Suppose the following data:
y x1 x2 x3 ...
1: 1 0 0.3742991 0.8801190 ...
2: 8 1 0.5952571 0.5570877 ...
3: 3 1 0.7512366 3.0847152 ...
4: 1 1 0.7222142 3.3359335 ...
5: 9 0 0.4699963 4.9957369 ...
---
10T: 6 1 0.3581322 8.4544518 ...
I am trying to estimate $E[y|x]$. Suppose I am using a linear regression model. To make the model-fitting fit into memory, I am inclined to make 2 models: one for $x_1 = 0$ and other for $x_1 = 1$. I am trying to understand the implications and assumptions as good as possible of my decision.

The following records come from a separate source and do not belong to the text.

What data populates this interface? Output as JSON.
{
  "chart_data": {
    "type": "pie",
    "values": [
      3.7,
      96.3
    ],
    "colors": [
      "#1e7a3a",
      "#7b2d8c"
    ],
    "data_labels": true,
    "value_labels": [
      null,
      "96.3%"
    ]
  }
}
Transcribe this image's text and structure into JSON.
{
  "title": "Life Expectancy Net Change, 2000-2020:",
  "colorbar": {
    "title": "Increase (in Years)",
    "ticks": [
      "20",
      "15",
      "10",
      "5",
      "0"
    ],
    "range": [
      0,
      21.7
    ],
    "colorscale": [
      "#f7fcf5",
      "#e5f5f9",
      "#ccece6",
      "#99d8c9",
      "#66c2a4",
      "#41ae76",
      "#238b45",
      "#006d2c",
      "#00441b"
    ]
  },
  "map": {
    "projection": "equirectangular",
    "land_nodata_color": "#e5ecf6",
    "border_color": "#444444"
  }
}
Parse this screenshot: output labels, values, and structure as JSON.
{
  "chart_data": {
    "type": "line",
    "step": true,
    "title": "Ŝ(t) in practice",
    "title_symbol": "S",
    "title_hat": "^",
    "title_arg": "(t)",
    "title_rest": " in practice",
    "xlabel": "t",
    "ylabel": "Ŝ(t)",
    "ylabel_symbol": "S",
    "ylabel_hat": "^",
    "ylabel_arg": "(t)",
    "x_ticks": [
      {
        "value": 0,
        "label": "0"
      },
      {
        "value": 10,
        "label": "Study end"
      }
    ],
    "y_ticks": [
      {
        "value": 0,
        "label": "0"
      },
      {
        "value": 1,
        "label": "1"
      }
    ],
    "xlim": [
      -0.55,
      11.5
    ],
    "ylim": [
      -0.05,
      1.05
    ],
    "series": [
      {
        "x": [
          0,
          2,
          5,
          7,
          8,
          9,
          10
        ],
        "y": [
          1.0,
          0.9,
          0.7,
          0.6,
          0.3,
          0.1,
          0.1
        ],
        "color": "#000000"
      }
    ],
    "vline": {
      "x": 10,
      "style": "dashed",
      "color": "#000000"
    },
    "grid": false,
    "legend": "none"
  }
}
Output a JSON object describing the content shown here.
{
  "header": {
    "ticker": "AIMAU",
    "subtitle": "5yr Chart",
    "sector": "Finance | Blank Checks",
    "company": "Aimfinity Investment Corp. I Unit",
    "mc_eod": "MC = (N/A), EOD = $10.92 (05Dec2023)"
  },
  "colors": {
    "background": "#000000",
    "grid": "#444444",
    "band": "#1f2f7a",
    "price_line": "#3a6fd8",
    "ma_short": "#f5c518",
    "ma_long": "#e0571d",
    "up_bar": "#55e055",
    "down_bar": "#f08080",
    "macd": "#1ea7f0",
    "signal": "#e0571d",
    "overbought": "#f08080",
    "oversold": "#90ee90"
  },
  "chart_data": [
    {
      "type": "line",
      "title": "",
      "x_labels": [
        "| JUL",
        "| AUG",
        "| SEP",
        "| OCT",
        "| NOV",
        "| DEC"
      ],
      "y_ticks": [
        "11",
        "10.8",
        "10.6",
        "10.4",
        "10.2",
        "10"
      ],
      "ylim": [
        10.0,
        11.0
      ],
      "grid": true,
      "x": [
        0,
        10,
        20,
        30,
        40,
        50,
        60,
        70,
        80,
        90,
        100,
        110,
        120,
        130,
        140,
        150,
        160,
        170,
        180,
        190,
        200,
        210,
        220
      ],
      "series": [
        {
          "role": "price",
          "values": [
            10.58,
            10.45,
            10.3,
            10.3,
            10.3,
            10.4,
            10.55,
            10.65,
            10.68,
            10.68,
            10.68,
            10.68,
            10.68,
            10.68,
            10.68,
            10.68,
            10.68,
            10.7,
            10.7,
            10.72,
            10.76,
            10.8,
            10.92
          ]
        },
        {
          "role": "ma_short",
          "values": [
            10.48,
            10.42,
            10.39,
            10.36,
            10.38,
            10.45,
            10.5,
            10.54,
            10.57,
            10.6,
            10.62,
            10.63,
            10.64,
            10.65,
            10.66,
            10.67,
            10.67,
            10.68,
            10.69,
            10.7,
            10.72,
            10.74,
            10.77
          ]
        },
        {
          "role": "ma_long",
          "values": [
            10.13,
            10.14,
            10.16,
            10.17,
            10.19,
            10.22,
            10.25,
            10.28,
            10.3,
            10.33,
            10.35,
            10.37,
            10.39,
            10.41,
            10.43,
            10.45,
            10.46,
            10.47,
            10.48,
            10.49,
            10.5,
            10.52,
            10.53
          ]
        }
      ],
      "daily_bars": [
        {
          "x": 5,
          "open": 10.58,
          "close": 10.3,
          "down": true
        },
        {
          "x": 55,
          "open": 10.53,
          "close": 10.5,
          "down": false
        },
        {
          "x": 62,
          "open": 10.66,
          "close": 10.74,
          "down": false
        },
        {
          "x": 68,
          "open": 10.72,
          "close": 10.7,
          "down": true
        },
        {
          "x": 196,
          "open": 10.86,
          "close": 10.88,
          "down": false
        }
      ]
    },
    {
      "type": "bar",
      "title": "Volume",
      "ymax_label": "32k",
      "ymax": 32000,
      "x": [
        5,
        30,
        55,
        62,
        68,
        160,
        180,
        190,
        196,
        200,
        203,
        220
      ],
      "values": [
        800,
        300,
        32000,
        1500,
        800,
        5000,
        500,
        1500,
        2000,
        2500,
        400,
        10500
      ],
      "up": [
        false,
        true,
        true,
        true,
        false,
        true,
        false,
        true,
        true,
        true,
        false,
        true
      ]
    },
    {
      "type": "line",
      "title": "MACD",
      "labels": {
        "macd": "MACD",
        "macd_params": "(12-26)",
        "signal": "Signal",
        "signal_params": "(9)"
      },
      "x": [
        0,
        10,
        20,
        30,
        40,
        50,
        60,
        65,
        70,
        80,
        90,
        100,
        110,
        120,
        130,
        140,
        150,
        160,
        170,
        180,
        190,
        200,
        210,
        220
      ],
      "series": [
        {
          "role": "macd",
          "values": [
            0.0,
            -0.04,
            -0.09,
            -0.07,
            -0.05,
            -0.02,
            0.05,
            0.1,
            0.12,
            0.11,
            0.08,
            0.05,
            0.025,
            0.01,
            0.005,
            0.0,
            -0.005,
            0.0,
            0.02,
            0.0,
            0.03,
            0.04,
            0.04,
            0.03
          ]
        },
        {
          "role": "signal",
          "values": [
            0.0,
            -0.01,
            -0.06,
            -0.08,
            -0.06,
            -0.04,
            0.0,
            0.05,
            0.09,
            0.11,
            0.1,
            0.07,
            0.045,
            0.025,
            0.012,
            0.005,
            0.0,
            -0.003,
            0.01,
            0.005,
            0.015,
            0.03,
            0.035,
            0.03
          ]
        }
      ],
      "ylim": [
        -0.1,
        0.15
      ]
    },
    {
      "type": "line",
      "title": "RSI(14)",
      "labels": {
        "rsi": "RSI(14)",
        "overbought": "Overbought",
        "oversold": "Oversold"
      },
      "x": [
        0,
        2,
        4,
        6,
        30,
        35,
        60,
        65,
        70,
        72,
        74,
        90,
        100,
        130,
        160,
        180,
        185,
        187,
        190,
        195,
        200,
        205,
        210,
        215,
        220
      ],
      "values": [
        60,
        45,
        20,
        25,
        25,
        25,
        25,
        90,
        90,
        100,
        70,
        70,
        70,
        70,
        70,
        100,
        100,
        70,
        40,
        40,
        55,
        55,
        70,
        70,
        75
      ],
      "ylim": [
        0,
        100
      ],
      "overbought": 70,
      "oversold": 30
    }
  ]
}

Note: In reality I have lots of data and a multi-class variable that seems suitable for model splitting.
- Brainstorm 1 -
To understand the implications and assumptions I am inclined to think in (un)directed graphs and causality, but I am not sure whether I am on the right track.
- Brainstorm 2 -
Using iterated expectation: $E[y|x] = E[y|x,x_1=0] P(x_1=0) + E[y|x,x_1=1] P(x_1=1)$. The expected values on the right hand side are estimated with the 2 models and $P(x_1)$ is estimated from data. So the two models are as good as one model? Hmm... still feel as I am missing... a lot. What about the extra degrees of freedom when using two models instead of one?
- Brainstorm 3 -
Data can be seen as hierarchical (cf. comments Bar) with top layer classes determined by $x_1$. Then one can model the data using one multilevel regression model (MLR) or using two OLS models. This question has been asked and answered before here. In short, the MLR is more parsimonious, more easy to interpret and has less variable (i.e. biased) but more precise estimators than OLS.